FYI - there is a group-buy on a code scanner/performance monitor going on now. Look at the classifieds in the group-buy section.
 






Even if you have compete maintenance records on your X, you should assume that whatever preventive maintenance is required was not done. Change all of the filters and fluids. Use a fuel injector cleaner. Change the thermostat. Change the radiator hoses. Change all of the rubber vacuum hoses. (The hard plastic ones seem to last forever, but check eack of THEM anyway for cracks or worn spots.) Change the wires and plugs. Clean the IAC. Use SEAFOAM. Check the accessory belt and replace it if there is even the slightest visible wear. Buy a new belt whether you need to replace it or not and keep it next to your jack along with the cheapest 3/8 drive breaker bar you can find for R&R of the belt.
 






Took the Explorer for drive during lunch just a little while ago, and it seems to be worse. I wonder if it isn't the fuel pump because there is like a1/4 tank of gas in the thing. when I got it there was 3/4 tank and wasn't as bad. Now, if I give it WOT it pretty much just stalls out and dies. if it is revved up to 3k, it's fine, after that it just bucks and sounds terrible. The CEL didn't come on at all during this testing, but will take it to Autozone after work. (hope it'll make it!) It was having problems with the fuel pump relay last week, but I swapped that out and started and ran alright after that...
 






BuffaloXplorer said:
FYI - there is a group-buy on a code scanner/performance monitor going on now. Look at the classifieds in the group-buy section.

He has no use for that. 95's are still OBD1, not OBDII as required by that device.

Deffinitley get the codes checked before throwing money at the problem...
 






So this one is still an obdI? I though all the OBDII models had the receptacle to hook up to under the steering wheel? Mine has that plug in. If it is OBDI, the generic reader that I have for my Dad's 94' explorer should work on mine, right?
 






The 1995 models have the OBD-II port under the steering wheel but still use the OBD-I electronics.
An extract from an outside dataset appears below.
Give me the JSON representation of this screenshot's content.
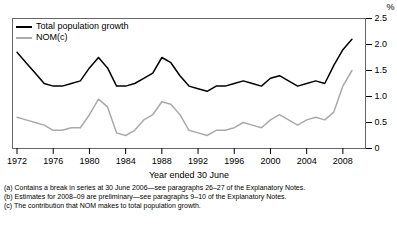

When you mentioned that you took it to Autozone and they couldn't scan codes because of a link error, that is because that port doesn't connect to anything. The OBD-I connectors are located on the passenger side right above the tire. There should be one large connector and a small gray one.
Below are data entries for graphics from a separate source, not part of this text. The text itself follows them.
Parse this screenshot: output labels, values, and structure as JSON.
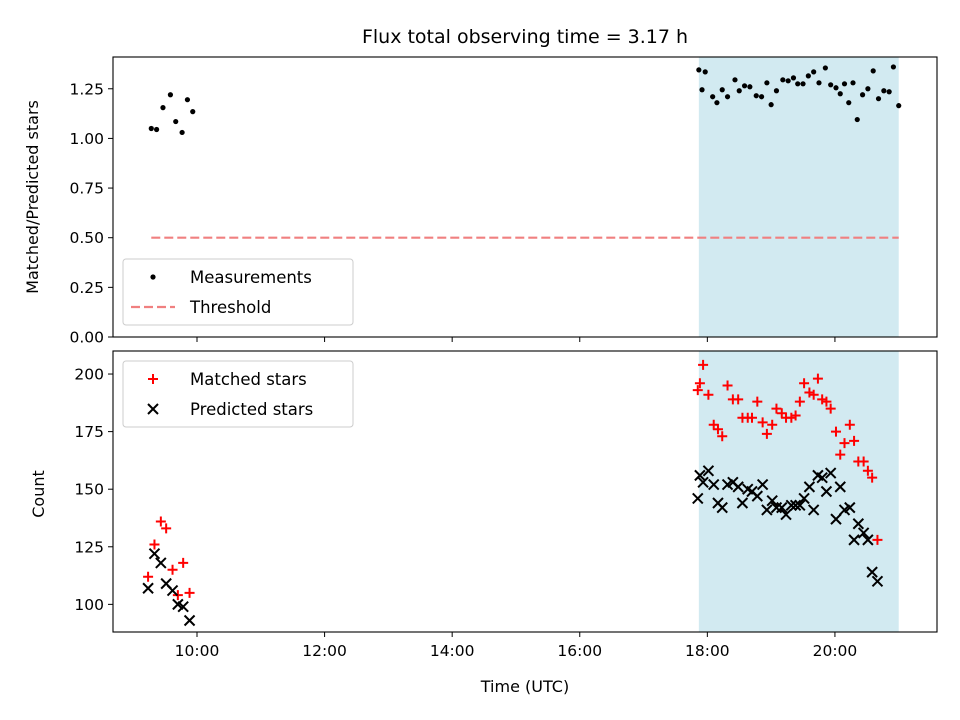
{
  "chart_data": [
    {
      "type": "scatter",
      "title": "Flux total observing time = 3.17 h",
      "ylabel": "Matched/Predicted stars",
      "xlim": [
        "08:41",
        "21:36"
      ],
      "ylim": [
        0,
        1.41
      ],
      "yticks": [
        "0.00",
        "0.25",
        "0.50",
        "0.75",
        "1.00",
        "1.25"
      ],
      "shaded_interval": [
        "17:52",
        "21:00"
      ],
      "shade_color": "#add8e6",
      "legend_position": "lower-left",
      "series": [
        {
          "name": "Measurements",
          "marker": "dot",
          "color": "#000000",
          "points": [
            [
              "09:17",
              1.05
            ],
            [
              "09:22",
              1.045
            ],
            [
              "09:28",
              1.155
            ],
            [
              "09:35",
              1.22
            ],
            [
              "09:40",
              1.085
            ],
            [
              "09:46",
              1.03
            ],
            [
              "09:51",
              1.195
            ],
            [
              "09:56",
              1.135
            ],
            [
              "17:52",
              1.345
            ],
            [
              "17:55",
              1.245
            ],
            [
              "17:58",
              1.335
            ],
            [
              "18:05",
              1.21
            ],
            [
              "18:09",
              1.18
            ],
            [
              "18:14",
              1.245
            ],
            [
              "18:19",
              1.21
            ],
            [
              "18:26",
              1.295
            ],
            [
              "18:30",
              1.24
            ],
            [
              "18:35",
              1.265
            ],
            [
              "18:40",
              1.26
            ],
            [
              "18:46",
              1.215
            ],
            [
              "18:51",
              1.21
            ],
            [
              "18:56",
              1.28
            ],
            [
              "19:00",
              1.17
            ],
            [
              "19:05",
              1.24
            ],
            [
              "19:11",
              1.295
            ],
            [
              "19:16",
              1.29
            ],
            [
              "19:21",
              1.305
            ],
            [
              "19:25",
              1.275
            ],
            [
              "19:30",
              1.275
            ],
            [
              "19:35",
              1.315
            ],
            [
              "19:40",
              1.335
            ],
            [
              "19:45",
              1.28
            ],
            [
              "19:51",
              1.355
            ],
            [
              "19:56",
              1.27
            ],
            [
              "20:01",
              1.255
            ],
            [
              "20:05",
              1.225
            ],
            [
              "20:09",
              1.275
            ],
            [
              "20:13",
              1.18
            ],
            [
              "20:17",
              1.28
            ],
            [
              "20:21",
              1.095
            ],
            [
              "20:26",
              1.22
            ],
            [
              "20:31",
              1.25
            ],
            [
              "20:36",
              1.34
            ],
            [
              "20:41",
              1.2
            ],
            [
              "20:46",
              1.24
            ],
            [
              "20:51",
              1.235
            ],
            [
              "20:55",
              1.36
            ],
            [
              "21:00",
              1.165
            ]
          ]
        },
        {
          "name": "Threshold",
          "marker": "dashed-line",
          "color": "#f08080",
          "points": [
            [
              "09:17",
              0.5
            ],
            [
              "21:00",
              0.5
            ]
          ]
        }
      ]
    },
    {
      "type": "scatter",
      "xlabel": "Time (UTC)",
      "ylabel": "Count",
      "xlim": [
        "08:41",
        "21:36"
      ],
      "xticks": [
        "10:00",
        "12:00",
        "14:00",
        "16:00",
        "18:00",
        "20:00"
      ],
      "ylim": [
        88,
        210
      ],
      "yticks": [
        "100",
        "125",
        "150",
        "175",
        "200"
      ],
      "shaded_interval": [
        "17:52",
        "21:00"
      ],
      "shade_color": "#add8e6",
      "legend_position": "upper-left",
      "series": [
        {
          "name": "Matched stars",
          "marker": "plus",
          "color": "#ff0000",
          "points": [
            [
              "09:14",
              112
            ],
            [
              "09:20",
              126
            ],
            [
              "09:26",
              136
            ],
            [
              "09:31",
              133
            ],
            [
              "09:37",
              115
            ],
            [
              "09:42",
              104
            ],
            [
              "09:47",
              118
            ],
            [
              "09:53",
              105
            ],
            [
              "17:51",
              193
            ],
            [
              "17:53",
              196
            ],
            [
              "17:56",
              204
            ],
            [
              "18:01",
              191
            ],
            [
              "18:06",
              178
            ],
            [
              "18:10",
              176
            ],
            [
              "18:14",
              173
            ],
            [
              "18:19",
              195
            ],
            [
              "18:24",
              189
            ],
            [
              "18:29",
              189
            ],
            [
              "18:33",
              181
            ],
            [
              "18:38",
              181
            ],
            [
              "18:42",
              181
            ],
            [
              "18:47",
              188
            ],
            [
              "18:52",
              179
            ],
            [
              "18:56",
              174
            ],
            [
              "19:01",
              178
            ],
            [
              "19:05",
              185
            ],
            [
              "19:10",
              183
            ],
            [
              "19:14",
              181
            ],
            [
              "19:19",
              181
            ],
            [
              "19:23",
              182
            ],
            [
              "19:27",
              188
            ],
            [
              "19:31",
              196
            ],
            [
              "19:36",
              192
            ],
            [
              "19:40",
              191
            ],
            [
              "19:44",
              198
            ],
            [
              "19:48",
              189
            ],
            [
              "19:52",
              188
            ],
            [
              "19:56",
              185
            ],
            [
              "20:01",
              175
            ],
            [
              "20:05",
              165
            ],
            [
              "20:09",
              170
            ],
            [
              "20:14",
              178
            ],
            [
              "20:18",
              171
            ],
            [
              "20:22",
              162
            ],
            [
              "20:27",
              162
            ],
            [
              "20:31",
              158
            ],
            [
              "20:35",
              155
            ],
            [
              "20:40",
              128
            ]
          ]
        },
        {
          "name": "Predicted stars",
          "marker": "x",
          "color": "#000000",
          "points": [
            [
              "09:14",
              107
            ],
            [
              "09:20",
              122
            ],
            [
              "09:26",
              118
            ],
            [
              "09:31",
              109
            ],
            [
              "09:37",
              106
            ],
            [
              "09:42",
              100
            ],
            [
              "09:47",
              99
            ],
            [
              "09:53",
              93
            ],
            [
              "17:51",
              146
            ],
            [
              "17:53",
              156
            ],
            [
              "17:56",
              153
            ],
            [
              "18:01",
              158
            ],
            [
              "18:06",
              152
            ],
            [
              "18:10",
              144
            ],
            [
              "18:14",
              142
            ],
            [
              "18:19",
              152
            ],
            [
              "18:24",
              153
            ],
            [
              "18:29",
              151
            ],
            [
              "18:33",
              144
            ],
            [
              "18:38",
              150
            ],
            [
              "18:42",
              149
            ],
            [
              "18:47",
              147
            ],
            [
              "18:52",
              152
            ],
            [
              "18:56",
              141
            ],
            [
              "19:01",
              145
            ],
            [
              "19:05",
              142
            ],
            [
              "19:10",
              142
            ],
            [
              "19:14",
              139
            ],
            [
              "19:19",
              143
            ],
            [
              "19:23",
              143
            ],
            [
              "19:27",
              143
            ],
            [
              "19:31",
              146
            ],
            [
              "19:36",
              151
            ],
            [
              "19:40",
              141
            ],
            [
              "19:44",
              156
            ],
            [
              "19:48",
              155
            ],
            [
              "19:52",
              149
            ],
            [
              "19:56",
              157
            ],
            [
              "20:01",
              137
            ],
            [
              "20:05",
              151
            ],
            [
              "20:09",
              141
            ],
            [
              "20:14",
              142
            ],
            [
              "20:18",
              128
            ],
            [
              "20:22",
              135
            ],
            [
              "20:27",
              131
            ],
            [
              "20:31",
              128
            ],
            [
              "20:35",
              114
            ],
            [
              "20:40",
              110
            ]
          ]
        }
      ]
    }
  ]
}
Yes, you will need an OBD-I connector to read the codes.
 






TechGuy82 said:
So this one is still an obdI? I though all the OBDII models had the receptacle to hook up to under the steering wheel? Mine has that plug in. If it is OBDI, the generic reader that I have for my Dad's 94' explorer should work on mine, right?
All '95 X's are still OBD-I.
 






Well, the X wouldn't even make it home yesterday! I had park it in a lot for a while because it was running REAL bad, like it wouldn't even make it up tiny hills. My pops and I ran a pressure test on the fuel system and it barely creeped up to 28 psi at idle. After towing it home we replaced the fuel filter and checked the pressure. I just tried turning the key a bunch of times without starting it to get the pressure up.... It wouldn't get abouve 5 psi. Now it won't start at all, or if it does, just sputters and dies. I am now VERY confident it's the fuel pump. So I get to tackle that today. Anyone have suggests for removing the gas and pulling the Tank? I can always just search through these threads and find an explaination of it. I'll keep you guys posted on the progress and I really appreciate all the responses and knowledge you have bestowed to me!!! :)
 






Well, on Friday, I replaced the pump (only took like 8 hours). That a was a pain.
Now the truck runs smooth and had a blast taking it 4 wheeling on saturday up at Guanella Pass!!